How to integrate out latent variables/ intermediate values in Turing model

Hi all, my generative model has the following form.
P(y |\theta) = \int P(y|x) P(x|\theta) dx
I want to get the posterior of θ given fixed data y. But I unfortunately don’t have an analytical solution for the integral over x. As a result, I’m implementing the model in turing with the following structure and using sampling to get a posterior on θ

@model my_func()
   θ ~ prior_dist()
   x ~ dist1(θ)
   y ~ dist2(x)
end

However, this results in a really high number of dimensions for sampling, since all the x are also in the posterior.
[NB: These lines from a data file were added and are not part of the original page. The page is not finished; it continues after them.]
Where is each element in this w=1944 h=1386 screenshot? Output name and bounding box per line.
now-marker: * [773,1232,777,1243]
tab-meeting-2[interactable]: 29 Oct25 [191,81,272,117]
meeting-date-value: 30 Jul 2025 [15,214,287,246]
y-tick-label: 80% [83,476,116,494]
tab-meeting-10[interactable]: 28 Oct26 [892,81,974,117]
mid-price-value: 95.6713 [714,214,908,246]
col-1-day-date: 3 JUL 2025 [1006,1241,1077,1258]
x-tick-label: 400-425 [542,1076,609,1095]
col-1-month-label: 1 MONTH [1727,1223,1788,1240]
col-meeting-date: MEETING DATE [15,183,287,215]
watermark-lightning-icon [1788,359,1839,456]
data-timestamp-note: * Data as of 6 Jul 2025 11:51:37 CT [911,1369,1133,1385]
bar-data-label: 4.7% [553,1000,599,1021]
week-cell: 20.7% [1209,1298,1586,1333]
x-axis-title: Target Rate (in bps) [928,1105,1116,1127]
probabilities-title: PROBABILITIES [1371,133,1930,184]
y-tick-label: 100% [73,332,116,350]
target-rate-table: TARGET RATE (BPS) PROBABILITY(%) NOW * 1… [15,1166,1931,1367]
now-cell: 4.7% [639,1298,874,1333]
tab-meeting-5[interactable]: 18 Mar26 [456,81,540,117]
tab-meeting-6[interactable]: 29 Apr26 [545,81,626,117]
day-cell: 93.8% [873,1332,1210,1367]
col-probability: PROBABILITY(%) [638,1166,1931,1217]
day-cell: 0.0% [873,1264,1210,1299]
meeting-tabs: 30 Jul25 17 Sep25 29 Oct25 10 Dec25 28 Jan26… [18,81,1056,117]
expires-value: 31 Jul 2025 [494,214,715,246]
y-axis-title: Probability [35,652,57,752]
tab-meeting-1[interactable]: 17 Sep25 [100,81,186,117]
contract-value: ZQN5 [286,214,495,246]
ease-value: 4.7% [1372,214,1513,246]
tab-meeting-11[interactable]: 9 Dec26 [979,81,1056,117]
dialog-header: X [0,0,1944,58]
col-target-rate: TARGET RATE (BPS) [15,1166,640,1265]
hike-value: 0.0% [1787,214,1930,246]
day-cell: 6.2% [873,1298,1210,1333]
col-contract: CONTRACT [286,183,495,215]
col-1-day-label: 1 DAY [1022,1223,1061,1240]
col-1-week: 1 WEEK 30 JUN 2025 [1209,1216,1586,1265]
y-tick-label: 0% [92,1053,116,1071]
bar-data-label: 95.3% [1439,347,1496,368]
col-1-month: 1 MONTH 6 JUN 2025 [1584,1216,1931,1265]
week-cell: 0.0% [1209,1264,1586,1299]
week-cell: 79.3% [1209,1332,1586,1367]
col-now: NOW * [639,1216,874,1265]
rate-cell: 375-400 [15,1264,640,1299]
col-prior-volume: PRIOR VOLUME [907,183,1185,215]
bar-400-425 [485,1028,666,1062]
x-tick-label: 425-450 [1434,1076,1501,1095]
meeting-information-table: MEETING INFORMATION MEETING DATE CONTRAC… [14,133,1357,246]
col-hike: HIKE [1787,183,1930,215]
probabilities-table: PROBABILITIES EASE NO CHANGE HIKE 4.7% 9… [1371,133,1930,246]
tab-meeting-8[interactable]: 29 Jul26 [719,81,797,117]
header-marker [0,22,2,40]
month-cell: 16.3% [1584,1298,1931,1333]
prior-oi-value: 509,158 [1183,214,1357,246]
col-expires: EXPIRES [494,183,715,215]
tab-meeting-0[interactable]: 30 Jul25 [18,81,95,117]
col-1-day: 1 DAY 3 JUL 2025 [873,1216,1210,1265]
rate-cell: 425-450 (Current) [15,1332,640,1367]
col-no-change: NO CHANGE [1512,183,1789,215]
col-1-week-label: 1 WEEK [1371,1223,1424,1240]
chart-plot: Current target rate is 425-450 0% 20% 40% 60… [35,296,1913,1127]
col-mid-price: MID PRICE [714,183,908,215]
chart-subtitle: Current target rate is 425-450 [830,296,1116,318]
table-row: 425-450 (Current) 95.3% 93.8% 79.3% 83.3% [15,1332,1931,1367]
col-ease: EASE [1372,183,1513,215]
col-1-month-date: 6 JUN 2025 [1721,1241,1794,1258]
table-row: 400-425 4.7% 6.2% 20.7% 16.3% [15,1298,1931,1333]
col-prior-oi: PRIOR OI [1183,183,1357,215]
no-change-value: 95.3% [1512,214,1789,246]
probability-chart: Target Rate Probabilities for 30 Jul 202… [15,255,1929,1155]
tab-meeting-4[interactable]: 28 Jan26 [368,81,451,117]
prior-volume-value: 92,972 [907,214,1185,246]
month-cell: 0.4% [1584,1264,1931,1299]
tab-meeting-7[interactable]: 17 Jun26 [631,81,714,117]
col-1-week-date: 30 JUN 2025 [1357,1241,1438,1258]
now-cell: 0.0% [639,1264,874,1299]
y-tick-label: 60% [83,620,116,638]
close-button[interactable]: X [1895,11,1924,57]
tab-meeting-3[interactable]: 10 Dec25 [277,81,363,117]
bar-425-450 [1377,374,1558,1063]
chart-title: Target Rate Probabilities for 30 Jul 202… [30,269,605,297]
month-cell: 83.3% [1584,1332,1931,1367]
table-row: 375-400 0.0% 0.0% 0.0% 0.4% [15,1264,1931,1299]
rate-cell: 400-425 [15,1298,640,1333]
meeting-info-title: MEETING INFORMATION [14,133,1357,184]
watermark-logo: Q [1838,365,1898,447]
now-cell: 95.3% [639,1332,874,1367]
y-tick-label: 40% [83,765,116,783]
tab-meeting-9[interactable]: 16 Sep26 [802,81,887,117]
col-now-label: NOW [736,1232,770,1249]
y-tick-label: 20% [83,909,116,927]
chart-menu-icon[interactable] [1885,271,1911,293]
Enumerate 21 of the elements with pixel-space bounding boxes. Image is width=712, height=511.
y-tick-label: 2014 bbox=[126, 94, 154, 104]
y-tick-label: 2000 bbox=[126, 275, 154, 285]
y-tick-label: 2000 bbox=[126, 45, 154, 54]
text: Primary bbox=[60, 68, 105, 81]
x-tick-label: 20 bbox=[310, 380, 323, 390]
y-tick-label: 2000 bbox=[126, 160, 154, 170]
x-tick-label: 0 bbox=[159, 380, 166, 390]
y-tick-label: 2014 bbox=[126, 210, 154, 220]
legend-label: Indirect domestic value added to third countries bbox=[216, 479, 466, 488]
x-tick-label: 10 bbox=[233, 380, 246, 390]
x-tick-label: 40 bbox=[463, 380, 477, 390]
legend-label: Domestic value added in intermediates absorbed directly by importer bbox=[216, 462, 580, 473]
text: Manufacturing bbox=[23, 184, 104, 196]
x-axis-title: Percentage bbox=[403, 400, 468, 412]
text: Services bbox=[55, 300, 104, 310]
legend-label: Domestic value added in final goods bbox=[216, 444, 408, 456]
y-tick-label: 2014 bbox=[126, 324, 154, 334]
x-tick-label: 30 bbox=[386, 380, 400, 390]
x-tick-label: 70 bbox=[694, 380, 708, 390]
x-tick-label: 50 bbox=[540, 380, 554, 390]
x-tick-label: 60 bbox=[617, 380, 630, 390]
Is there a way to integrate out a latent variable in Turing to avoid this problem?

dist1 is a high dimensional multivariate dist?

Unless you have an analytic form there isn’t going to be an easy way to do high dim integration

Indeed dist1 is a high dimensional multivariate dist. In my case, it’s something along the lines of MvNormal(0, θ). However, there are some transformations in between in my actual model so I couldn’t integrate analytically.

Is it perhaps possible to marginalize out x by sampling x within each turing sampling step, assuming that the following is correct?
P(y|\theta) = \int P(y|x)P(x|\theta) dx = \frac{1}{N} \sum_{i=1}^{N} P(y|x_i)
x \sim dist1(x|\theta)

I think you’re trying to do something like:

theta ~ MyPrior()
x = rand(MvNormal(0,theta))
xprime = transform(x)
inclp = sum(logpdf(Ydist(xp),y) for xp in xprime)
@addlogprob!(inclp)

Which you can definitely try… see what you think.

1 Like

Thanks so much for this solution! I was just introduced to @addlogprob! the other day but didn’t realize you can use it like this.